Martin Geddes gets it, when he says:
What Martin is saying is that you don’t need a VoIP service provider at all for making calls over the Internet. A phone with an IP address can easilly communicate directly with another phone with an IP address. The bandwdith is already being paid for in the Internet service fees. There is nothing special about VoIP bits compared to web bits or email bits.
All we need is a way for phones to find each other and to be smart enough to perform the lookups and carry out the call. That’s not hard. Skype shows one way, and it’s great that they prove the end-to-end concept, but Skype is a closed proprietary system.
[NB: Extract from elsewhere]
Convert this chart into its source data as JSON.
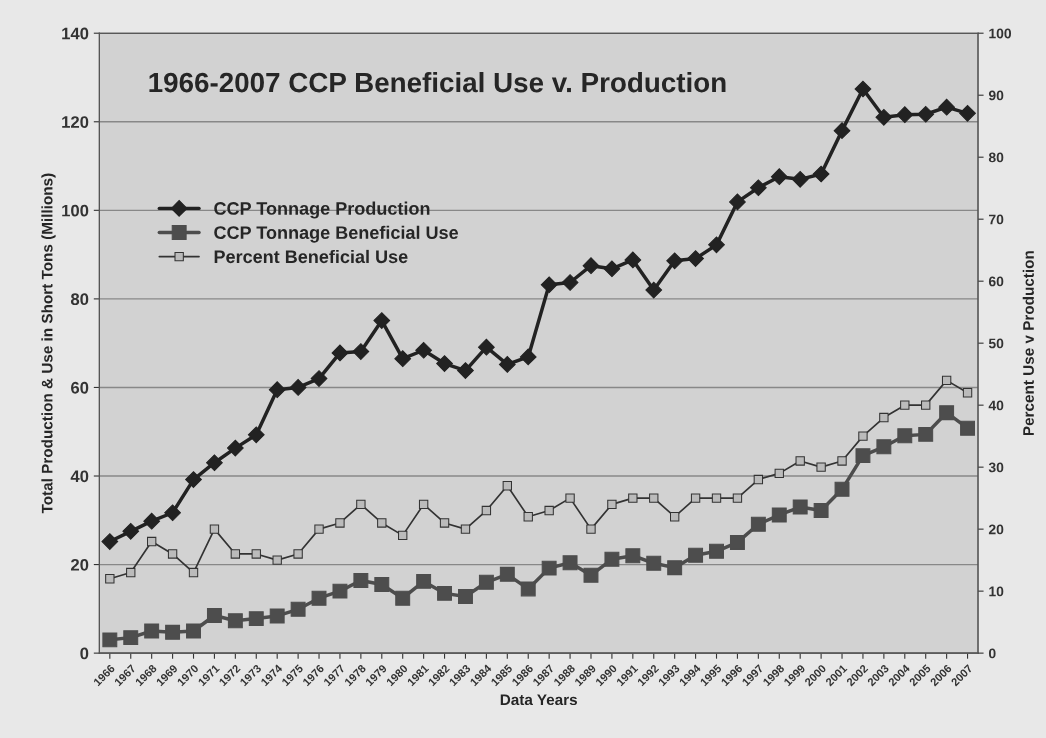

We have standards that already exist for doing this. SIP and ENUM is all you need and these are well established published and open Internet standards.
Unfortunately the United States has been slow to embrace ENUM. It might have something to do with the lobbying power of the incumbant telephone giants, but it just could be that our bureaucracy has more overhead than that of the rest of the world too.
While the U.S. government ponders what to do, efforts are already underway to provide relief. The e164.org folks have created a nifty little public ENUM registry. Their focus is on IAX but it can be used with SIP as well. In it’s current form, it is more for the Linux hackers among us, probably beyond the technical abilities of the common end-user to set up, but it further proves the practicality of end-to-end Internet calls and portends the future.
People are making direct point-to-point calls today. These calls do not require a VoIP provider of any kind. Your smart phone calls my smart phone and nobody else has to know about it.